MUMBAI — The era of easy money for Indian banks may be coming to an end.
Unlimited access to relatively cheap overnight funding from the Reserve Bank of India was tightened about midyear as part of measures to support a plunging rupee, and now the central bank is eager to use the restrictions to help it deepen money markets.
The ability of banks to tap funds continuously through the central bank’s Liquidity Adjustment Facility reduces their need to raise cash in the markets, which has thwarted the development of a proper money-market yield curve.
That seems set to change under the new governor, Raghuram Rajan, who has pledged to deepen and develop India’s financial markets.
Two people close to the central bank, who were not authorized to speak on the record, say it will deliberately go slowly in removing the cap on funds that banks can borrow via the facility, even as it unwinds other emergency measures imposed to prop up the rupee.
Having a money-market yield curve would help investors and companies better price risk across a range of maturities and should make markets more liquid.
Under the terms of the facility, banks borrow overnight funds at the central bank’s main lending rate, the repo rate, currently set at 7.75 percent.
The facility is intended to help lenders smooth over daily fluctuations in their liquidity needs, but banks have instead used it to borrow easy money and pay for longer-term lending by repeatedly rolling over their collateral.
That changed in the middle of this year, when the central bank limited borrowing first to 1 percent of bank deposits and then to 0.5 percent, about 400 billion rupees, or about $6.4 billion, daily, in measures to tighten the supply of rupees and support its exchange rate.
“L.A.F. is a liquidity management tool. But banks are using it to fund their loan book and they are not very actively mobilizing deposits,” said an official familiar with the central bank who was not authorized to speak on the record.
Estimates are that banks now have to raise at least about 800 billion rupees each day outside of the facility.
Some of that can be tapped through other central bank facilities, including an export refinance window in which funds are borrowed at the benchmark rate, and the Marginal Standing Facility, which is emergency funding that comes with a more punitive rate of 8.75 percent.
Banks can also raise funds from seven-day and 14-day term repurchase agreements, or repos, introduced in October.
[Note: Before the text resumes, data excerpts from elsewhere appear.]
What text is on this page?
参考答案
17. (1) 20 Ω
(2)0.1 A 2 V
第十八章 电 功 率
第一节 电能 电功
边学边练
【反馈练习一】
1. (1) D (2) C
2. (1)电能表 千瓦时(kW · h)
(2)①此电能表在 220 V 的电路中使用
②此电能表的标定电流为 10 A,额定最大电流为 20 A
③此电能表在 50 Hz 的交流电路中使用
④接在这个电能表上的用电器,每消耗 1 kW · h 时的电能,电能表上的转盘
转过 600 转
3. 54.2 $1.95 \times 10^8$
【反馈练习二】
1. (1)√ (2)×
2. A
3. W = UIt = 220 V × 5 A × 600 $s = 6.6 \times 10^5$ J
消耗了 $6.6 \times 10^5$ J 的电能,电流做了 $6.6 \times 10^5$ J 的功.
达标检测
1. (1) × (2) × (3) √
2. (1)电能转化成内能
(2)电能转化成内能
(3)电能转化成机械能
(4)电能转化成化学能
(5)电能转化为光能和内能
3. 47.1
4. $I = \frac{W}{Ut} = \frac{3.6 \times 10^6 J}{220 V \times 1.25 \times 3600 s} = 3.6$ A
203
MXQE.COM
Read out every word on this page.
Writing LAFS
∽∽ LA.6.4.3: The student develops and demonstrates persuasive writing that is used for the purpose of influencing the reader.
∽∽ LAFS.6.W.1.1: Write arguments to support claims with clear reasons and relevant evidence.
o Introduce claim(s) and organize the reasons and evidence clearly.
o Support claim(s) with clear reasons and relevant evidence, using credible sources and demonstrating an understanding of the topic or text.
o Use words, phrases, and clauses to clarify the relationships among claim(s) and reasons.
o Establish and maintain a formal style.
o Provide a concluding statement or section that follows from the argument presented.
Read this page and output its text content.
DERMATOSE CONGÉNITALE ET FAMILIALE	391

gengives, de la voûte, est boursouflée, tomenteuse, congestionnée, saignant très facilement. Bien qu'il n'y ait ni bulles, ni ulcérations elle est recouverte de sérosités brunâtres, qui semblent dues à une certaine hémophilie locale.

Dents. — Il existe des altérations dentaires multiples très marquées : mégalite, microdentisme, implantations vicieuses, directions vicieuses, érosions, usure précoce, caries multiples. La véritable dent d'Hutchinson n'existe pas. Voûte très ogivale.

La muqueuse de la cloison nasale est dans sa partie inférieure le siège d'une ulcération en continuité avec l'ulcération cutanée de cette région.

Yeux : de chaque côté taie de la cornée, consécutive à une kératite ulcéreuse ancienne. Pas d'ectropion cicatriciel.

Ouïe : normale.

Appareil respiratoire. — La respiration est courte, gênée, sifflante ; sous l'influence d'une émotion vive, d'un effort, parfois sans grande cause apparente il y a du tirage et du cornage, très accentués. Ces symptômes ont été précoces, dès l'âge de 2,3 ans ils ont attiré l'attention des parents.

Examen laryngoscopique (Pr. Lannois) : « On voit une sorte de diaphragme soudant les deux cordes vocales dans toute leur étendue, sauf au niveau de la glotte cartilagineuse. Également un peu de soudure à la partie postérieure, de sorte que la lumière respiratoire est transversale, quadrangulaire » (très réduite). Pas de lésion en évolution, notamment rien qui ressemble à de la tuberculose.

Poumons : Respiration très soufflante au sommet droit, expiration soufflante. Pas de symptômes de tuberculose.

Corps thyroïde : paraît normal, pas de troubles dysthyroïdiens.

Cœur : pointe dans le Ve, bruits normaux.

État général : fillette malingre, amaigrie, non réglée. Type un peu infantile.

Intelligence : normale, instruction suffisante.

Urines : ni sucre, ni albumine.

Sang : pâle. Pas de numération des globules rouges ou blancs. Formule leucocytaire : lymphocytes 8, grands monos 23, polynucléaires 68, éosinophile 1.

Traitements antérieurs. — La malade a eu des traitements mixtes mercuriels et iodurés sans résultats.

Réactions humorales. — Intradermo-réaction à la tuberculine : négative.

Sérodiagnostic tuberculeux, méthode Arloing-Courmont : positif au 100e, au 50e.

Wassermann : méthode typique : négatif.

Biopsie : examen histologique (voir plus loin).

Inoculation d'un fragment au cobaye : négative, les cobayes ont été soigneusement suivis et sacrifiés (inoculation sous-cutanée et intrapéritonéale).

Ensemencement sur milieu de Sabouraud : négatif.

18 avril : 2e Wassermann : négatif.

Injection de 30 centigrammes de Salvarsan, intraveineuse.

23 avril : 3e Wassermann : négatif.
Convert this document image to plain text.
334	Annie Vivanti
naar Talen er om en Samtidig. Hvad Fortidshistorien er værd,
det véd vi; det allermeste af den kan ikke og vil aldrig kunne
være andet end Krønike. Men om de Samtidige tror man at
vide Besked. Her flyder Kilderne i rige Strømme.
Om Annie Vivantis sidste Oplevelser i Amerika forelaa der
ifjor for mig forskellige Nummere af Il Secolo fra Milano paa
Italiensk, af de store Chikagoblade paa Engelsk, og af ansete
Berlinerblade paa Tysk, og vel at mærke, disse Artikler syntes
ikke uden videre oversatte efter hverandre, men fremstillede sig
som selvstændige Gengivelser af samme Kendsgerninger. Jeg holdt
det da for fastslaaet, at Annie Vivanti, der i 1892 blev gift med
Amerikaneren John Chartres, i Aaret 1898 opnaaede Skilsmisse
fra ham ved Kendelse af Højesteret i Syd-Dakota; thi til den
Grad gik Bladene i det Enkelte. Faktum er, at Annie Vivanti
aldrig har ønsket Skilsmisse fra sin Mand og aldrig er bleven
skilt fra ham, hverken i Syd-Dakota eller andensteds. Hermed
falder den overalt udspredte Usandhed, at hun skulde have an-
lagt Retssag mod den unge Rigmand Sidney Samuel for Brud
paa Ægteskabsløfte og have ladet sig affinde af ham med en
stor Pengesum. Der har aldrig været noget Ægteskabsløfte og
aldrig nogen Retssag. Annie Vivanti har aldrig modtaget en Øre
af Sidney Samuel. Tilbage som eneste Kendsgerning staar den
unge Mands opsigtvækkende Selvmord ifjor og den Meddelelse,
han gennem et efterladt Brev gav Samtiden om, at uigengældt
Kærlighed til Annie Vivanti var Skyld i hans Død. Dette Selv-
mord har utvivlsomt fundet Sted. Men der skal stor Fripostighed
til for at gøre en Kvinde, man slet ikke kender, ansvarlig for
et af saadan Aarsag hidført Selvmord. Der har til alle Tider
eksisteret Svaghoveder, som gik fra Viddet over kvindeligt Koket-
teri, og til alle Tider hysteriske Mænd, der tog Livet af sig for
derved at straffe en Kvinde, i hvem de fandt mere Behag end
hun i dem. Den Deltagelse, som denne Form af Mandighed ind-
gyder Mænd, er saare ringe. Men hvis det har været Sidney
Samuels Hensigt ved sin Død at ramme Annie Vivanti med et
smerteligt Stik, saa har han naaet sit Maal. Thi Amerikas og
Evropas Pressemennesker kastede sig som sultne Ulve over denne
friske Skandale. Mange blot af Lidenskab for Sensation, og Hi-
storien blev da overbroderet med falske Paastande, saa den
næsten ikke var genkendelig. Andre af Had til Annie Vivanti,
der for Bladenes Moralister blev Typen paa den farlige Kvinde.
The first three auctions have attracted strong demand.
With banks having become accustomed to unlimited low-cost cash, the shift to market-based funding has led to some volatility, as banks have adjusted to the new environment.
The Mumbai Interbank offer rate, an overnight rate that determines the pricing of short-term debt like commercial paper, is moving in a range of about one percentage point, compared with 0.1 to 0.2 percentage point in mid-July.
One of the major issues seen restricting the interbank term-repo market is a set of regulations preventing collateral from being reused by the party providing the funds, a common feature in more developed markets.
“The R.B.I. is trying to wean away banks from using the overnight window to support their balance-sheet activities,” said R. Sivakumar, head of fixed income at Axis Mutual Fund. “The ultimate success will be if they can develop a term money market outside the central bank’s window.”